The Australian health authorities are now investigating four suspected cases in New South Wales, while cases in Singapore, Saudi Arabia and Japan have already been confirmed. But if the respiratory virus can kill young and healthy people it is something to worry about.
"Vaccine development will be a very expensive undertaking, but if we don't take steps now, we won't have vaccine in a tangible future", he said.
Bancel also said he planned clinical trials by the summer, adding "normally to develop traditional vaccines the same process would take two or three years".
Inovio Pharmaceuticals, USA has announced the Coalition for Epidemic Preparedness Innovations (CEPI) has awarded Inovio a grant of up to $9 million to develop a vaccine against the recently emerged strain of coronavirus (2019-nCoV).
The best the governments could do to contain the virus spreading is by quarantining high risk people and treating those who have associated symptoms.
Molecular clamp technology enables researchers to stabilize the viral protein that is the primary target for human immune defenses.

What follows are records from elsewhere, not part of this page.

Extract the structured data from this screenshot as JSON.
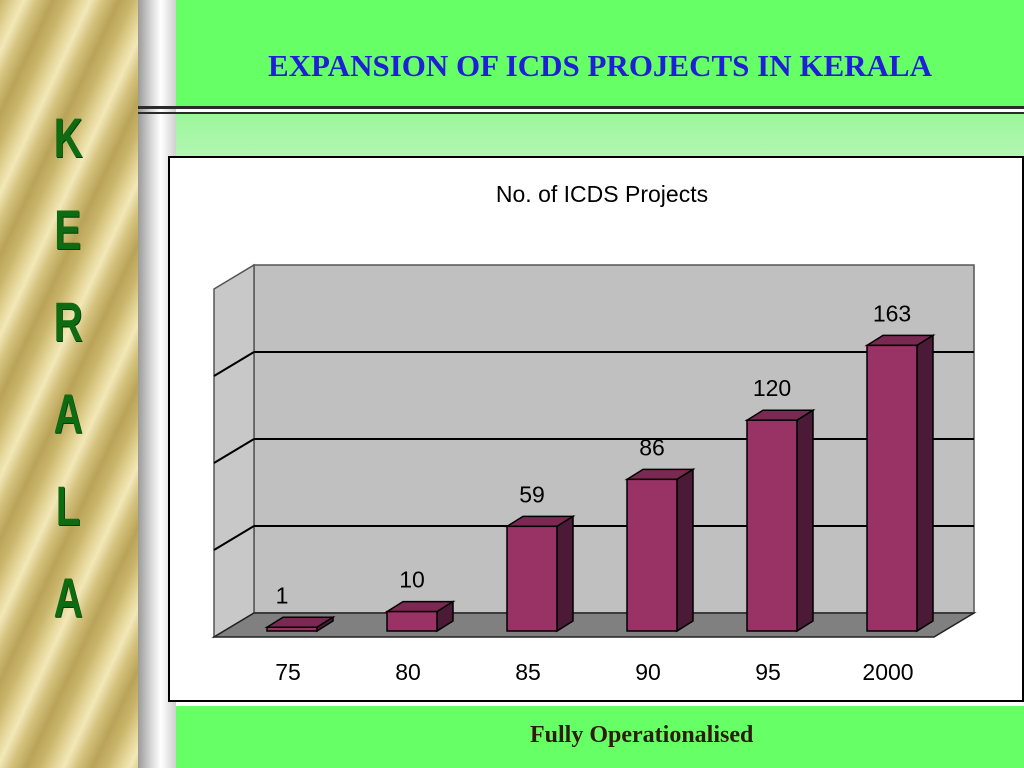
{
  "sidebar": {
    "letters": [
      "K",
      "E",
      "R",
      "A",
      "L",
      "A"
    ]
  },
  "header": {
    "title": "EXPANSION OF ICDS PROJECTS IN KERALA"
  },
  "footer": {
    "text": "Fully Operationalised"
  },
  "chart_data": {
    "type": "bar",
    "title": "No. of ICDS Projects",
    "xlabel": "",
    "ylabel": "",
    "categories": [
      "75",
      "80",
      "85",
      "90",
      "95",
      "2000"
    ],
    "values": [
      1,
      10,
      59,
      86,
      120,
      163
    ],
    "ylim": [
      0,
      200
    ],
    "grid": true,
    "legend": "none",
    "colors": {
      "bar": "#993366",
      "bar_side": "#4a1a36",
      "bar_top": "#7a2a52",
      "wall": "#c0c0c0",
      "floor": "#808080"
    }
  }
}
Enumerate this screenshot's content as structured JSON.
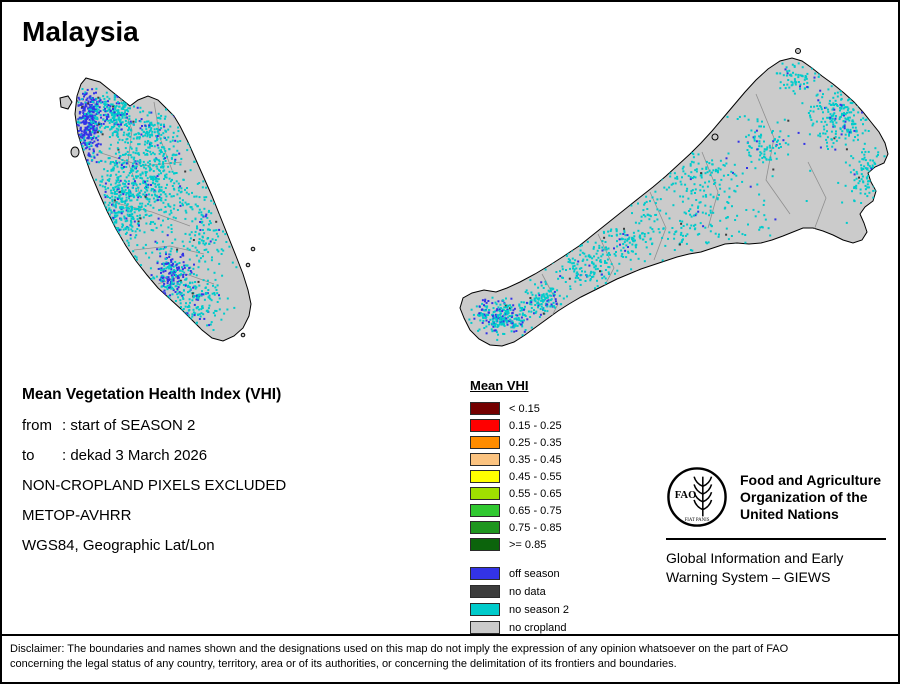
{
  "page": {
    "title": "Malaysia"
  },
  "meta": {
    "heading": "Mean Vegetation Health Index (VHI)",
    "from_label": "from",
    "from_value": ": start of SEASON 2",
    "to_label": "to",
    "to_value": ": dekad 3 March 2026",
    "exclusion": "NON-CROPLAND PIXELS EXCLUDED",
    "sensor": "METOP-AVHRR",
    "projection": "WGS84, Geographic Lat/Lon"
  },
  "legend": {
    "title": "Mean VHI",
    "classes": [
      {
        "label": "< 0.15",
        "color": "#740000"
      },
      {
        "label": "0.15 - 0.25",
        "color": "#FF0000"
      },
      {
        "label": "0.25 - 0.35",
        "color": "#FF8C00"
      },
      {
        "label": "0.35 - 0.45",
        "color": "#FBC380"
      },
      {
        "label": "0.45 - 0.55",
        "color": "#FFFF00"
      },
      {
        "label": "0.55 - 0.65",
        "color": "#A0E000"
      },
      {
        "label": "0.65 - 0.75",
        "color": "#30C830"
      },
      {
        "label": "0.75 - 0.85",
        "color": "#1E961E"
      },
      {
        "label": ">= 0.85",
        "color": "#0C640C"
      }
    ],
    "extra": [
      {
        "label": "off season",
        "color": "#3333E6"
      },
      {
        "label": "no data",
        "color": "#3C3C3C"
      },
      {
        "label": "no season 2",
        "color": "#00CBCB"
      },
      {
        "label": "no cropland",
        "color": "#CBCBCB"
      }
    ]
  },
  "fao": {
    "logo_acronym": "FAO",
    "logo_motto": "FIAT PANIS",
    "name_lines": [
      "Food and Agriculture",
      "Organization of the",
      "United Nations"
    ],
    "giews_lines": [
      "Global Information and Early",
      "Warning System – GIEWS"
    ]
  },
  "disclaimer_lines": [
    "Disclaimer: The boundaries and names shown and the designations used on this map do not imply the expression of any opinion whatsoever on the part of FAO",
    "concerning the legal status of any country, territory, area or of its authorities, or concerning the delimitation of its frontiers and boundaries."
  ],
  "map": {
    "land_color": "#CBCBCB",
    "coastline_color": "#000000"
  }
}
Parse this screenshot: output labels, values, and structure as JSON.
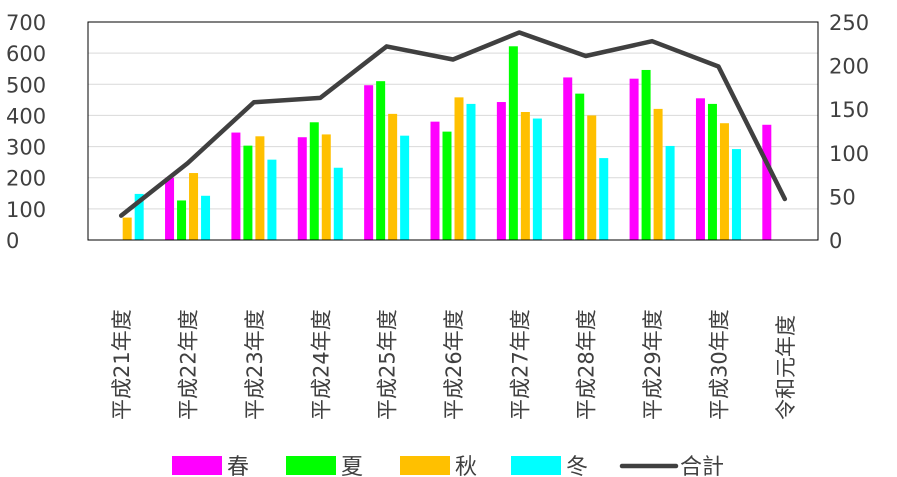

"The technology was developed as a platform for the production of vaccines against a range of human and animal viruses and has shown promising results in the laboratory targeting influenza, Ebola, Nipah and MERS coronaviruses", said Dr. Keith Chappell from UQ's School of Chemistry and Molecular Biosciences said. "Our aspiration with these technologies is to bring a new pathogen from gene sequence to clinical testing in 16 weeks - which is significantly shorter than where we are now".
CEPI is a global coalition of public, private and nonprofit organizations that aim to accelerate the development of vaccines against emerging infectious diseases.
"Given the rapid global spread of the nCoV 2019 virus, the world must act quickly and consistently against this disease", said Hatchett.